Depois do discurso de Arévalo, volto a procurar sua opinião.
“Foi bom”, Filomina responde brevemente.
“Ela gostou porque vendeu bastante”, diz Abel, rindo. “Olha, eu trabalho para o Estado há 26 anos. Vi muitos governos mais ruins do que bons. Espero que este seja bom”.
“Então, o discurso de Arévalo mudou sua opinião? Em quem vocês pensam em votar?”
“Na Sandra”, respondem em uníssono.
“O que acontece é que Sandra prometeu cinco mil (quetzales) para os aposentados”, acrescenta Abel.
Se ganhar, Arévalo prevê esforços para impedir sua posse. “Não tenho dúvidas de que entre 20 de agosto e 14 de janeiro, se ganharmos a eleição, haverá várias tentativas”, disse Arévalo em uma entrevista com El Faro nesta segunda-feira.
Em 13 de agosto, vazou um vídeo em que uma líder do partido de Torres, a UNE, disse aos fiscais do partido que “eu preciso que cada um de vocês esteja preparado para a impugnação. Porque vou compartilhar com vocês que uma diretriz da coordenadora nacional de fiscais (da UNE) é que cada mesa (de eleitores) seja impugnada”. O partido diz que o vídeo foi tirado de contexto e que “‘impugnar a mesa’ é um termo, se quiserem, coloquial”.

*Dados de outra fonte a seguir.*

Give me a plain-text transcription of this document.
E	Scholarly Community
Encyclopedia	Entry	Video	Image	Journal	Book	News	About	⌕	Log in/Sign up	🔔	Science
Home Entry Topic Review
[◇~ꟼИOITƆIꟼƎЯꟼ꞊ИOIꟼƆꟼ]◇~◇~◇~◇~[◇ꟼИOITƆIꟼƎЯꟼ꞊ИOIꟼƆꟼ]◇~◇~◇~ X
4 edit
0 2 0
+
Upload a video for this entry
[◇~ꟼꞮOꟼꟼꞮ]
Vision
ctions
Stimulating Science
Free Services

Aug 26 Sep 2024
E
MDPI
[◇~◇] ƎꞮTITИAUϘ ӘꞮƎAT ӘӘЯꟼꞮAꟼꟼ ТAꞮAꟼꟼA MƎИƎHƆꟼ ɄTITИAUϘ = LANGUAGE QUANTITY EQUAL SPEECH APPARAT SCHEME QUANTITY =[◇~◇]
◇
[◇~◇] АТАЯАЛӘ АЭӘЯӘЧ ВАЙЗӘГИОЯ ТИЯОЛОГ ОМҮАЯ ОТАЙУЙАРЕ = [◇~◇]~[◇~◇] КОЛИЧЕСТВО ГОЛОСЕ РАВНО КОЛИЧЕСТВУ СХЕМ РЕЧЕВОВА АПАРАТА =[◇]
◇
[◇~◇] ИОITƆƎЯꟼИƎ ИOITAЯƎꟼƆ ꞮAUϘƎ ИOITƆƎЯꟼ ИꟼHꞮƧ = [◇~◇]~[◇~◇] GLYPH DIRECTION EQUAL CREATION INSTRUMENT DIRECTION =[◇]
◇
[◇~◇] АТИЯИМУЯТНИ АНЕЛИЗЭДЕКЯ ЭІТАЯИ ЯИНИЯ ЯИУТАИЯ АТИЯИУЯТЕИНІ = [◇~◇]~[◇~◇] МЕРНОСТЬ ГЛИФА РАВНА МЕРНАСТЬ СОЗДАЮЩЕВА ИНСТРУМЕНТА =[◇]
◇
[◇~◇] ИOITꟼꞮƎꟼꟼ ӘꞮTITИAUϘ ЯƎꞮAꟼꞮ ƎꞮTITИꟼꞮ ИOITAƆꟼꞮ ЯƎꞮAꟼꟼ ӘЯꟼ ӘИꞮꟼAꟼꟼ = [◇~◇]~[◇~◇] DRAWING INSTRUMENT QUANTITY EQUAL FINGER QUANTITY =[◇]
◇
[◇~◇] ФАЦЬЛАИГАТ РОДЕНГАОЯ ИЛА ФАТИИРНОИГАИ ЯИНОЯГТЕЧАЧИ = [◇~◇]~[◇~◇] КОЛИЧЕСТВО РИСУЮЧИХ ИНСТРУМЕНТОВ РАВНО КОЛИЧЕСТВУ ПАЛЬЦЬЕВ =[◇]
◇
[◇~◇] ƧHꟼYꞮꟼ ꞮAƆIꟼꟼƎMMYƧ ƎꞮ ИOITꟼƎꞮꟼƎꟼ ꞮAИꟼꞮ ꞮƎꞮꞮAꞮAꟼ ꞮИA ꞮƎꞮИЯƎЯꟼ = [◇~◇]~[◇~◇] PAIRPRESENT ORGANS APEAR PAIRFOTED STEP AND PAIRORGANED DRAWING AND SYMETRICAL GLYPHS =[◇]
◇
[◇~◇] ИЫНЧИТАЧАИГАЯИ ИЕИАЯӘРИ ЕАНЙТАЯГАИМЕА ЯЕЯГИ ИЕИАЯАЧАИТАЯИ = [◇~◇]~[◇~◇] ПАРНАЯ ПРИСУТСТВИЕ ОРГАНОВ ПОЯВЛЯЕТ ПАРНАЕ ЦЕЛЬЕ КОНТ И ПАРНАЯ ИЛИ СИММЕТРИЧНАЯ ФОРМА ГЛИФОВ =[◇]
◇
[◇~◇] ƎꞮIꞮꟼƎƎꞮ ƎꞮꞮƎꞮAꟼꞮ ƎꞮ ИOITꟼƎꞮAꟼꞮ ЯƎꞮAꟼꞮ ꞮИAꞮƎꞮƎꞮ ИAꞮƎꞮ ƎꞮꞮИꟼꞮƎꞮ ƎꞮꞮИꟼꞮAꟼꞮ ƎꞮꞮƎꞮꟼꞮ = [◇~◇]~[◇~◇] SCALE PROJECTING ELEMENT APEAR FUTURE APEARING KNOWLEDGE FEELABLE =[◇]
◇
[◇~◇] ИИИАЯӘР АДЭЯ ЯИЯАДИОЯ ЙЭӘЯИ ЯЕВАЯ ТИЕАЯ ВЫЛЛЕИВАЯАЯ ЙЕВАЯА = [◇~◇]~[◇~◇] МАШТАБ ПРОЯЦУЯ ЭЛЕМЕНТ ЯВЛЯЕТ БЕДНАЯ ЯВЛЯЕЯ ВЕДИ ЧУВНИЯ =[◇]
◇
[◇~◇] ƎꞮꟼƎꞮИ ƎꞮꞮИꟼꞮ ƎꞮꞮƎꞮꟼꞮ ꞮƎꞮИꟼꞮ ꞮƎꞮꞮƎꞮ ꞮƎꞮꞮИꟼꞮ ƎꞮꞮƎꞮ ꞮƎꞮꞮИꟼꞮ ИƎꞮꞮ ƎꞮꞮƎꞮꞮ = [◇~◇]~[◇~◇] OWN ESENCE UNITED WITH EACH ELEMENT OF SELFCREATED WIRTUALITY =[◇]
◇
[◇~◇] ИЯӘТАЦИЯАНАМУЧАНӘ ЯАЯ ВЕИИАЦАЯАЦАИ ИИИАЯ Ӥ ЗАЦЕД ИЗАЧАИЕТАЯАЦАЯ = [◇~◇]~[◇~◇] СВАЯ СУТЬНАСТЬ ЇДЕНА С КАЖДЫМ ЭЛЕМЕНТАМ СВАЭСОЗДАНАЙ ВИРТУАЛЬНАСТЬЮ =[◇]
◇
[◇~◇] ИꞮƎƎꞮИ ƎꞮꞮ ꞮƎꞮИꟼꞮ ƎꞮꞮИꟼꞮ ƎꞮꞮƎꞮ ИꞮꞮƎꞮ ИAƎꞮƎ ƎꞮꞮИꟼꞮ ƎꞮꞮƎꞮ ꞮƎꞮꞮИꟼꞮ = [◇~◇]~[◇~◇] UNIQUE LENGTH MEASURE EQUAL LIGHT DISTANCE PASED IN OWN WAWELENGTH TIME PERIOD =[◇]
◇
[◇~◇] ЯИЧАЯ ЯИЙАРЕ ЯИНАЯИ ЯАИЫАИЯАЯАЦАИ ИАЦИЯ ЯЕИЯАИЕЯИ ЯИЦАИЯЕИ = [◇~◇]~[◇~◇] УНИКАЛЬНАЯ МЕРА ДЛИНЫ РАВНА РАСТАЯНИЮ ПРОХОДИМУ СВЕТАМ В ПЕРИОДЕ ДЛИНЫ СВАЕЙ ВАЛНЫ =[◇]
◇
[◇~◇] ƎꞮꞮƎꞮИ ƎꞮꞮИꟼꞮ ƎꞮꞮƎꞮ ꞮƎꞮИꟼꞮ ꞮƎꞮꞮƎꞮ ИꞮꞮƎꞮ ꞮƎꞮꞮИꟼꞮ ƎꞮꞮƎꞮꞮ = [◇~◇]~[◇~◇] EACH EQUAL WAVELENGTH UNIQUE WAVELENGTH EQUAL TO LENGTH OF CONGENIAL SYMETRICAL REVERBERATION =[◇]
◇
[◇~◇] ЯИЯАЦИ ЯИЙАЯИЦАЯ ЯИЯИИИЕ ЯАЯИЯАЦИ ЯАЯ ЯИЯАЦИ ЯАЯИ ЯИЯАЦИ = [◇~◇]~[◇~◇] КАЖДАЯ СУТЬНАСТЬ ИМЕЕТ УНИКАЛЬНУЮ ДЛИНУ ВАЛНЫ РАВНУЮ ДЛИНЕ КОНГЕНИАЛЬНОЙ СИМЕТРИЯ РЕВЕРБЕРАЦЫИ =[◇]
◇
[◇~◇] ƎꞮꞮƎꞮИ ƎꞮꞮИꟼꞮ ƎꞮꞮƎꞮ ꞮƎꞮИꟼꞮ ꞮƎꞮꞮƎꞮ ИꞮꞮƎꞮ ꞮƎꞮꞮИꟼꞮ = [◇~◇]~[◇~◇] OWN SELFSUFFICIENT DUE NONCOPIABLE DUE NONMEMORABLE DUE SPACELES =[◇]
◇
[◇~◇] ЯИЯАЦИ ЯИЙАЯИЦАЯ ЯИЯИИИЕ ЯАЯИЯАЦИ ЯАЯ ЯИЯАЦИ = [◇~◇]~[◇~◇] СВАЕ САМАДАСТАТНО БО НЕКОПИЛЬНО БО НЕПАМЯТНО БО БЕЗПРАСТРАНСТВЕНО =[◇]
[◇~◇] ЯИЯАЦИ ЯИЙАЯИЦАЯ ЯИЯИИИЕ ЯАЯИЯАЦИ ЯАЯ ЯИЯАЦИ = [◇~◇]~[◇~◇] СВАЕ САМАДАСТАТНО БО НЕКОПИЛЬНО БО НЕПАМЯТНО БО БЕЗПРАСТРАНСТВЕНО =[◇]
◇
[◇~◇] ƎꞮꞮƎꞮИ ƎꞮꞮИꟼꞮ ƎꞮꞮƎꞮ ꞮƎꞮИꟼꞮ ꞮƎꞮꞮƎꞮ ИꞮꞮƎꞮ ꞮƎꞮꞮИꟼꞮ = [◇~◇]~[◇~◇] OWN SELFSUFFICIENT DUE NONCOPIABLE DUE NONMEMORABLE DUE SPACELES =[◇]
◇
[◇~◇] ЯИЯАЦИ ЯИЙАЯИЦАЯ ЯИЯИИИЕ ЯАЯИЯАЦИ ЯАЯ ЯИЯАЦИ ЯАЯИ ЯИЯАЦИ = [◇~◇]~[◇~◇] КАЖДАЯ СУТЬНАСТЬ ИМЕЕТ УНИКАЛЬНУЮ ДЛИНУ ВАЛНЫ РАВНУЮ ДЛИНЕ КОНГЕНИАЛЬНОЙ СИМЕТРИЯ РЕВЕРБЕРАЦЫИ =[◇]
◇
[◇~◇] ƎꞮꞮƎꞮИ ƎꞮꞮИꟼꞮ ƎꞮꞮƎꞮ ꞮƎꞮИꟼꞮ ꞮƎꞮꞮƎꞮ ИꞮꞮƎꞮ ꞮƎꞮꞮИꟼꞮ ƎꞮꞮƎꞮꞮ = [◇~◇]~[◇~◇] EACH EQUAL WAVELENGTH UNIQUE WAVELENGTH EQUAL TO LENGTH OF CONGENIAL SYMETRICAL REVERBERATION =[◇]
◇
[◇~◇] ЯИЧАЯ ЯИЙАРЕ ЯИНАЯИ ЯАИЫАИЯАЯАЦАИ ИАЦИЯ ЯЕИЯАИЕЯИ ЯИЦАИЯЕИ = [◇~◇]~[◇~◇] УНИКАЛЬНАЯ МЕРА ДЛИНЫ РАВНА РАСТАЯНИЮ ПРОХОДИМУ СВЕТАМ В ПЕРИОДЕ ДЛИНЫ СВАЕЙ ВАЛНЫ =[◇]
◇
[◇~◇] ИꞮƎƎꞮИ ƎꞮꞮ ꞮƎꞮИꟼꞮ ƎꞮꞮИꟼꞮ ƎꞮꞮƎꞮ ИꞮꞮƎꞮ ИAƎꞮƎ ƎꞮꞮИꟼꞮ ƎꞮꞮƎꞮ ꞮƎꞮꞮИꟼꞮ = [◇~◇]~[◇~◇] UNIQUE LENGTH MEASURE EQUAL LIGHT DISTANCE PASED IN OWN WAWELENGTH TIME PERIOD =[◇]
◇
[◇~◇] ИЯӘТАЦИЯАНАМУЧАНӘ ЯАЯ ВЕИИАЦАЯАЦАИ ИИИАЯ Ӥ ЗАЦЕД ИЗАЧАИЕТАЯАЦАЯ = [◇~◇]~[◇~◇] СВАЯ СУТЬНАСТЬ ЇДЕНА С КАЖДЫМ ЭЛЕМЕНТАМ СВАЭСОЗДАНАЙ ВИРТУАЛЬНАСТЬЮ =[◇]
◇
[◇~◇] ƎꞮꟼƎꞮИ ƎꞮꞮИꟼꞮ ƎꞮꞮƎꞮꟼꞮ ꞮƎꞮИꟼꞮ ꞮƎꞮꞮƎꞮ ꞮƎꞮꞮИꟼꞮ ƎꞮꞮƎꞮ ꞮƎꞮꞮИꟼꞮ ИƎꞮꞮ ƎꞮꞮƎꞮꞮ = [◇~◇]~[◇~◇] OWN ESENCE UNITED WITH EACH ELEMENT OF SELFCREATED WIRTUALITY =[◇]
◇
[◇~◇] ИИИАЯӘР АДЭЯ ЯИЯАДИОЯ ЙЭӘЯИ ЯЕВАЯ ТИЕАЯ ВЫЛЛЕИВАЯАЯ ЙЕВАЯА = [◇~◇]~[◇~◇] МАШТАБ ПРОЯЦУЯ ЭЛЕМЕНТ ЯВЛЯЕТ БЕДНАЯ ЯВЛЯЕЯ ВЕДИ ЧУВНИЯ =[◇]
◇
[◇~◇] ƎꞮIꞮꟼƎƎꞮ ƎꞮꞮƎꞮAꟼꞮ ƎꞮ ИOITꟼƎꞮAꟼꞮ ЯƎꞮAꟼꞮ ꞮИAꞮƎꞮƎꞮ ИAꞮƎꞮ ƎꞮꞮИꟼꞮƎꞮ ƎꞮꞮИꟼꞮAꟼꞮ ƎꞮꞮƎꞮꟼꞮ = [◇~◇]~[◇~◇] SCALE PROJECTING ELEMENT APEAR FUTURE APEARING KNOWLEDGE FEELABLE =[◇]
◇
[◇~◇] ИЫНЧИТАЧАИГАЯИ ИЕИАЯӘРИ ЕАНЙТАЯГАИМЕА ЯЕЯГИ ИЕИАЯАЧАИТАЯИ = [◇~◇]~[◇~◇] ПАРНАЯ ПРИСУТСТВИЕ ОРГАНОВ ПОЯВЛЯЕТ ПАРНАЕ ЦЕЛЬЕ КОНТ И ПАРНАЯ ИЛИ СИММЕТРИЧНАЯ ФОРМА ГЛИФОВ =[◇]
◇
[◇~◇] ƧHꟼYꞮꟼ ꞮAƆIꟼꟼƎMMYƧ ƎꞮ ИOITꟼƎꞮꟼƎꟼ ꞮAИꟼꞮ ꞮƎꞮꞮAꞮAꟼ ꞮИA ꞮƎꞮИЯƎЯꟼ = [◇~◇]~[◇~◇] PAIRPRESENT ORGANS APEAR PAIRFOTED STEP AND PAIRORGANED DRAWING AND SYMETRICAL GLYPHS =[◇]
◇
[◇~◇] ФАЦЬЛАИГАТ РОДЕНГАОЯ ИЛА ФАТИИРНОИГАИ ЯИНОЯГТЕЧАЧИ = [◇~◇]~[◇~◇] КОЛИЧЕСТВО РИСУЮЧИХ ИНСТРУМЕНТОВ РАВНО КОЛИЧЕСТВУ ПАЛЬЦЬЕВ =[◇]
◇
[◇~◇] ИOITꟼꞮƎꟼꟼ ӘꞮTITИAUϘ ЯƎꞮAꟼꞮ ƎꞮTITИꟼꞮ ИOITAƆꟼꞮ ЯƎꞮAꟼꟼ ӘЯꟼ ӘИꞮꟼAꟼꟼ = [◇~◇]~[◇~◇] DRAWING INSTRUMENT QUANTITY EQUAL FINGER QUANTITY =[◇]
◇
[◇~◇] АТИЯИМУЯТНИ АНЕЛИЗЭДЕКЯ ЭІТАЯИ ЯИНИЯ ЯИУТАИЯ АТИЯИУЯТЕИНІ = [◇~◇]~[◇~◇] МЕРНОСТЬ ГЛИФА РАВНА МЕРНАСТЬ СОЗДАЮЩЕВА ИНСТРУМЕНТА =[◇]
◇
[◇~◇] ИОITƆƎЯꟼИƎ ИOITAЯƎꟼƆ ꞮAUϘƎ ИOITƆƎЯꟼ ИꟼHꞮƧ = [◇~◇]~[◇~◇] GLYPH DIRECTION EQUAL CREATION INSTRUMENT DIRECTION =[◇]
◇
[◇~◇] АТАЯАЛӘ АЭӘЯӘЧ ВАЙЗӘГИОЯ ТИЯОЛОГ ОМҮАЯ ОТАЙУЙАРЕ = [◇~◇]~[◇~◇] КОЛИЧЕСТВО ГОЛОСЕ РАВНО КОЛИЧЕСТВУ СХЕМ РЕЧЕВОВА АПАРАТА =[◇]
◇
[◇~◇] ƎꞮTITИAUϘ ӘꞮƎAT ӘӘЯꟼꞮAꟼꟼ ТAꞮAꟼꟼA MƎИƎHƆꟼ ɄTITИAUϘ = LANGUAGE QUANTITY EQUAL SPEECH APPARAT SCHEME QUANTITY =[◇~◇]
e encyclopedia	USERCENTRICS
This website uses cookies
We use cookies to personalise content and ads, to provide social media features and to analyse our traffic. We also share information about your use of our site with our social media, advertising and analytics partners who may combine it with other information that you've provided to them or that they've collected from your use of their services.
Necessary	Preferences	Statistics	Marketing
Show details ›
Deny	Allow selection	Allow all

“Como é lindo sentir a esperança das pessoas. Como é lindo que o povo volte a sentir que pode tomar o futuro em suas mãos. Como é lindo sentir a dignidade que se respira nesses momentos”, conclui Arévalo ao descer do palco, diante de um punhado de microfones.
Esta noite, pelo menos, a praça foi contagiada pela certeza de que Arévalo vencerá. Mas durante todo esse período eleitoral, os sinais de possíveis interferências que impeçam Arévalo de assumir a presidência têm sido muitos. A praça hoje celebrou, alheia a esse cenário.